Quoi qu'on donne de soi à autrui ou à un grand objet, quelque peine qu'on supporte, si c'est par pure obéissance à une conception claire du rapport des choses et à la nécessité, on s'y détermine sans effort, bien qu'on accomplisse avec effort. On ne peut faire autrement, et il n'en résulte aucun retournement, aucun vide à combler, aucun désir de récompense, aucune rancune, aucun abaissement.

 

page(s) 61
• L'humilité abolit l'imaginaire

L'humilité a pour objet d'abolir l'imaginaire dans le progrès spirituel. Aucun inconvénient à se croire beaucoup moins avancé qu'on n'est : la lumière n'en opère pas moins son effet, dont la source n'est pas dans l'opinion. Beaucoup à se croire plus avancé, car alors l'opinion a un effet.

page(s) 65
• Le réel, dur et rugueux

Un critérium du réel, c'est que c'est dur et rugueux. On y trouve des joies, non de l'agrément. Ce qui est agréable est rêverie.

page(s) 65

Quatrième de couverture

Un recueil tiré des manuscrits qui contiennent l’essentiel de la pensée de Simone Weil sur l’amour, le mal, le malheur, la violence, la beauté. Un livre rare qui fait partie de ceux qui vous accompagnent toute une vie.

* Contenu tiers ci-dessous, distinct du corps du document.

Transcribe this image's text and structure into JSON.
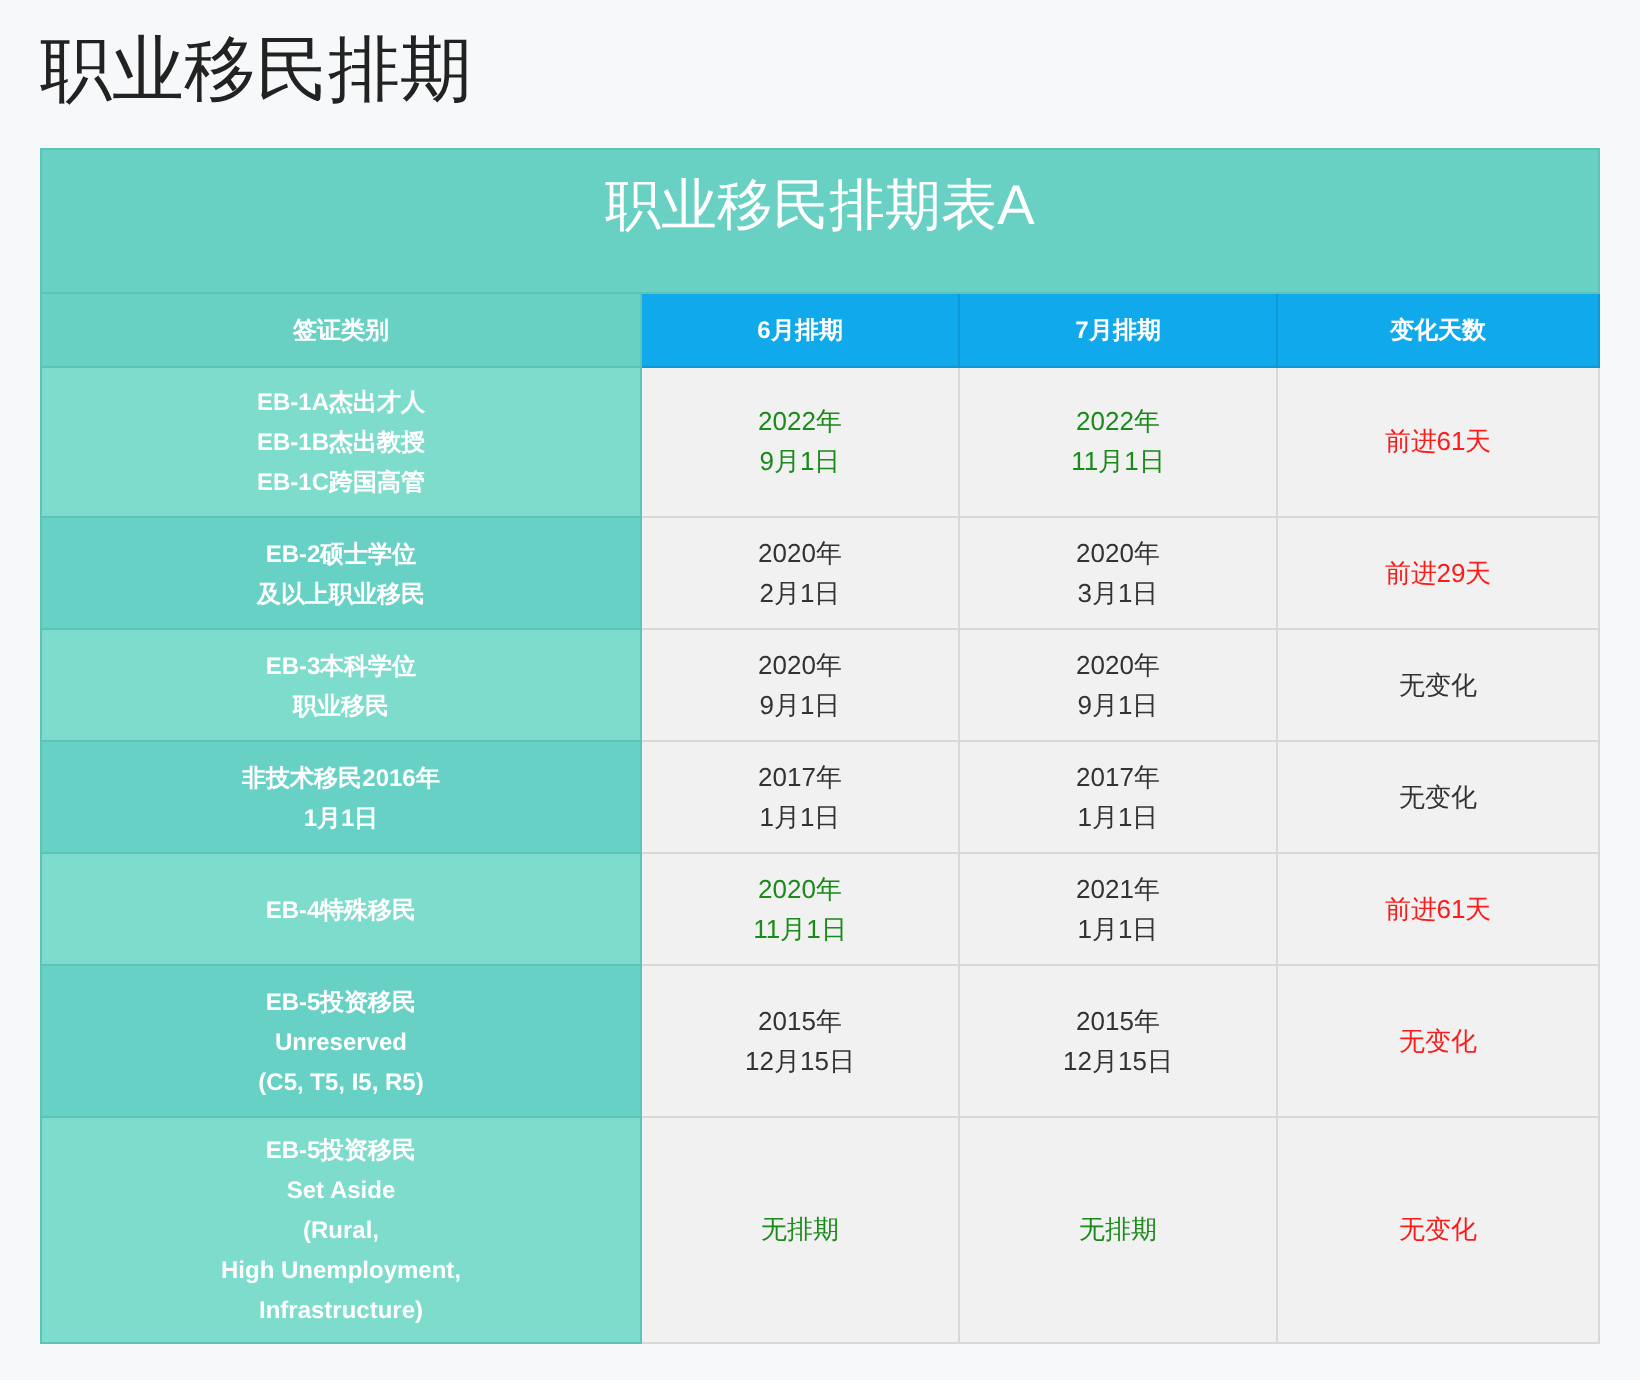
{
  "page_title": "职业移民排期",
  "table": {
    "title": "职业移民排期表A",
    "columns": [
      {
        "label": "签证类别",
        "kind": "category"
      },
      {
        "label": "6月排期",
        "kind": "date"
      },
      {
        "label": "7月排期",
        "kind": "date"
      },
      {
        "label": "变化天数",
        "kind": "date"
      }
    ],
    "rows": [
      {
        "cells": [
          {
            "lines": [
              "EB-1A杰出才人",
              "EB-1B杰出教授",
              "EB-1C跨国高管"
            ]
          },
          {
            "lines": [
              "2022年",
              "9月1日"
            ],
            "color": "#1a8a1a"
          },
          {
            "lines": [
              "2022年",
              "11月1日"
            ],
            "color": "#1a8a1a"
          },
          {
            "lines": [
              "前进61天"
            ],
            "color": "#ff1a1a"
          }
        ]
      },
      {
        "cells": [
          {
            "lines": [
              "EB-2硕士学位",
              "及以上职业移民"
            ]
          },
          {
            "lines": [
              "2020年",
              "2月1日"
            ],
            "color": "#333333"
          },
          {
            "lines": [
              "2020年",
              "3月1日"
            ],
            "color": "#333333"
          },
          {
            "lines": [
              "前进29天"
            ],
            "color": "#ff1a1a"
          }
        ]
      },
      {
        "cells": [
          {
            "lines": [
              "EB-3本科学位",
              "职业移民"
            ]
          },
          {
            "lines": [
              "2020年",
              "9月1日"
            ],
            "color": "#333333"
          },
          {
            "lines": [
              "2020年",
              "9月1日"
            ],
            "color": "#333333"
          },
          {
            "lines": [
              "无变化"
            ],
            "color": "#333333"
          }
        ]
      },
      {
        "cells": [
          {
            "lines": [
              "非技术移民2016年",
              "1月1日"
            ]
          },
          {
            "lines": [
              "2017年",
              "1月1日"
            ],
            "color": "#333333"
          },
          {
            "lines": [
              "2017年",
              "1月1日"
            ],
            "color": "#333333"
          },
          {
            "lines": [
              "无变化"
            ],
            "color": "#333333"
          }
        ]
      },
      {
        "cells": [
          {
            "lines": [
              "EB-4特殊移民"
            ]
          },
          {
            "lines": [
              "2020年",
              "11月1日"
            ],
            "color": "#1a8a1a"
          },
          {
            "lines": [
              "2021年",
              "1月1日"
            ],
            "color": "#333333"
          },
          {
            "lines": [
              "前进61天"
            ],
            "color": "#ff1a1a"
          }
        ]
      },
      {
        "cells": [
          {
            "lines": [
              "EB-5投资移民",
              "Unreserved",
              "(C5, T5, I5, R5)"
            ]
          },
          {
            "lines": [
              "2015年",
              "12月15日"
            ],
            "color": "#333333"
          },
          {
            "lines": [
              "2015年",
              "12月15日"
            ],
            "color": "#333333"
          },
          {
            "lines": [
              "无变化"
            ],
            "color": "#ff1a1a"
          }
        ]
      },
      {
        "cells": [
          {
            "lines": [
              "EB-5投资移民",
              "Set Aside",
              "(Rural,",
              "High Unemployment,",
              "Infrastructure)"
            ]
          },
          {
            "lines": [
              "无排期"
            ],
            "color": "#1a8a1a"
          },
          {
            "lines": [
              "无排期"
            ],
            "color": "#1a8a1a"
          },
          {
            "lines": [
              "无变化"
            ],
            "color": "#ff1a1a"
          }
        ]
      }
    ]
  }
}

« Il ne s’agit pas ici de philosophie, mais de vie », écrivait Gustave Thibon, en 1948, en présentant ce recueil de pensées tirées des manuscrits que Simone Weil lui avait confiés. Dès sa parution, ce livre a eu un « effet » qui ne devait pas s’estomper. Pour ses lecteurs, il fait partie des rencontres primordiales : un de ces quelques livres qui ne vous abandonnent pas sur le chemin de la vie. Les textes « nus et simples » de Simone Weil traduisent une expérience intérieure d’une authenticité et d’une exigence peu communes.